Die erste Entheimatung hatte stattgefunden. Das Sicherheitsgefühl war weg, die Stadt änderte sich, die Gäste hämmerten und blieben, das Haus war zur WG geworden, und die Zuzügler konnte man sich nicht einmal mehr aussuchen. Die Außenwand des Zimmers war eingerissen worden, Anbauten geplant, die man aber selbst bestimmen konnte, denn lebenslang hatte man die Garantie, man müsste nicht anbauen, aber das Zimmer hatte eben eine Wand weniger, man war ständig beobachtet. Man konnte und durfte viel nicht mehr, was vorher möglich gewesen war, wenigstens dort.

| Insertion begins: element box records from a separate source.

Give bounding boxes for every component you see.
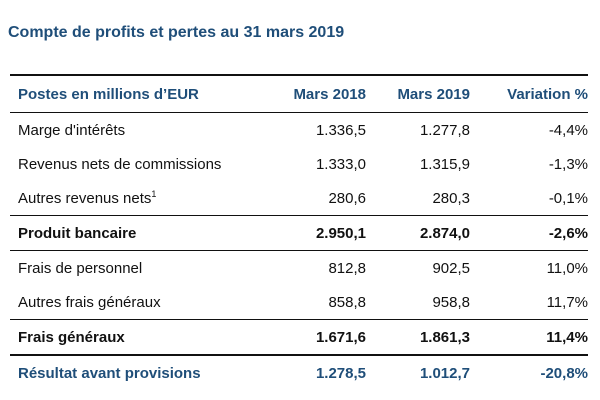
row-label: Frais de personnel [10, 260, 270, 277]
table-header-row: Postes en millions d’EUR Mars 2018 Mars … [10, 76, 588, 113]
value-mars-2018: 1.336,5 [315, 121, 366, 139]
value-variation: -0,1% [548, 189, 588, 207]
value-mars-2019: 902,5 [432, 259, 470, 277]
table-row: Revenus nets de commissions 1.333,0 1.315,… [10, 147, 588, 181]
row-label: Frais généraux [10, 329, 270, 346]
value-mars-2019: 280,3 [432, 189, 470, 207]
value-variation: 11,4% [546, 328, 588, 346]
header-mars-2018: Mars 2018 [293, 85, 366, 103]
row-label-text: Autres revenus nets [18, 190, 152, 207]
row-label-text: Revenus nets de commissions [18, 155, 222, 173]
row-label: Autres revenus nets1 [10, 189, 270, 207]
row-label-text: Résultat avant provisions [18, 364, 201, 382]
value-mars-2019: 958,8 [432, 293, 470, 311]
value-mars-2018: 280,6 [328, 189, 366, 207]
value-variation: -2,6% [548, 224, 588, 242]
table-row: Marge d'intérêts 1.336,5 1.277,8 -4,4% [10, 113, 588, 147]
table-row: Frais généraux 1.671,6 1.861,3 11,4% [10, 319, 588, 355]
table-row: Résultat avant provisions 1.278,5 1.012,7 -… [10, 355, 588, 390]
value-mars-2018: 858,8 [328, 293, 366, 311]
value-variation: -4,4% [548, 121, 588, 139]
row-label-text: Autres frais généraux [18, 293, 161, 311]
row-label-text: Marge d'intérêts [18, 121, 126, 139]
row-label: Revenus nets de commissions [10, 156, 270, 173]
row-label-text: Frais de personnel [18, 259, 143, 277]
profit-loss-table: Postes en millions d’EUR Mars 2018 Mars … [10, 74, 588, 390]
value-mars-2019: 1.012,7 [419, 364, 470, 382]
row-label: Marge d'intérêts [10, 122, 270, 139]
value-mars-2019: 2.874,0 [419, 224, 470, 242]
value-mars-2019: 1.277,8 [419, 121, 470, 139]
value-mars-2019: 1.315,9 [419, 155, 470, 173]
value-mars-2018: 1.333,0 [315, 155, 366, 173]
value-variation: -20,8% [540, 364, 588, 382]
row-label: Produit bancaire [10, 225, 270, 242]
page-title: Compte de profits et pertes au 31 mars 2… [8, 24, 345, 41]
table-row: Frais de personnel 812,8 902,5 11,0% [10, 251, 588, 285]
value-mars-2018: 2.950,1 [315, 224, 366, 242]
value-mars-2018: 1.278,5 [315, 364, 366, 382]
table-row: Produit bancaire 2.950,1 2.874,0 -2,6% [10, 215, 588, 251]
row-label: Résultat avant provisions [10, 365, 270, 382]
row-label-text: Produit bancaire [18, 224, 137, 242]
header-postes: Postes en millions d’EUR [18, 85, 199, 103]
value-variation: 11,0% [546, 259, 588, 277]
row-label-text: Frais généraux [18, 328, 125, 346]
value-mars-2018: 812,8 [328, 259, 366, 277]
value-variation: -1,3% [548, 155, 588, 173]
row-label: Autres frais généraux [10, 294, 270, 311]
header-variation: Variation % [507, 85, 588, 103]
table-row: Autres revenus nets1 280,6 280,3 -0,1% [10, 181, 588, 215]
header-mars-2019: Mars 2019 [397, 85, 470, 103]
table-row: Autres frais généraux 858,8 958,8 11,7% [10, 285, 588, 319]
footnote-marker: 1 [151, 189, 157, 199]
table-body: Marge d'intérêts 1.336,5 1.277,8 -4,4% Reven… [10, 113, 588, 390]
value-variation: 11,7% [546, 293, 588, 311]
value-mars-2018: 1.671,6 [315, 328, 366, 346]
value-mars-2019: 1.861,3 [419, 328, 470, 346]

Die EU hatte viel übernommen, sinnentleerte Gesetze fraßen Freiheit, man musste die Glühbirnen auswechseln, ect. Jeder konnte an einer Seite schauen, was man tat. Vorhänge wurden weggerissen, sobald man sie auf hängte. Die Glühbirne ist das beste Beispiel dafür, als Heatball versuchte man sie überleben zu lassen, bis auch das verboten war, der Vorhang wurde also heruntergerissen, Individualität, Kreativität, Heimlichkeiten, die niemandem weh taten, war nicht gewollt.

Kinder, die in dieses Gebilde geboren wurden, fanden es selbstverständlich, was gefährlich ist, hatten sie doch das tiefe Heimatgefühl gar nicht mehr kennenlernen dürfen, aber instinktiv fühlten auch sie, sofern sie dazu in der Lage waren, zu denken, zu vergleichen, dass an diesem Gebilde, an dieser Art Haus, irgendetwas nicht stimmte, denn es war ihnen unverständlich, warum ausgerechnet an einer Zimmerseite eine Wand nicht gebaut werden durfte, warum man nicht einmal so ein Wenig an Individualität haben durfte, wie eben der kleine Unterschied eines Vorhangs ihn macht.

Urlaub – Vom Gefühl der Anderen

Wer früher Berlin verließ, der befand sich im Urlaub. Er nahm sein Zelt, sein Wohnmobil und tauschte in eine wirklich andere Welt ein. Im Zelt, das man verschließt, im Hotelzimmer, im Auto, dort war man daheim und anderswo. Die Wechselkurse boten zudem das erfreuliche Gefühl, vergleichen zu können, dass etwas billiger oder teurer war, das andere Geld war schon Urlaub, tauschte man vorab, so war das Vorfreude auf das kommende Ereignis.

Zwei Dinge fielen zuerst, der Umtausch und damit die Vorfreude auf den Urlaub. Jeder Grenzgang war auch ein Ereignis, er verstärkte die Vorfreude, das Gefühl: „endlich Urlaub“ war perfekt, die Ankunft oder auch das Umherziehen und abends einen Reißverschluss, eine Tür schließen zu können und zu wissen, man sei von anderen Regeln umgeben, das machte den Urlaub perfekt. Man sah neue Dinge, es sah anders aus als daheim, es gab Krämerläden und Märkte, die sich so unterschiedlich gestalteten, dass es immer etwas zu entdecken gab.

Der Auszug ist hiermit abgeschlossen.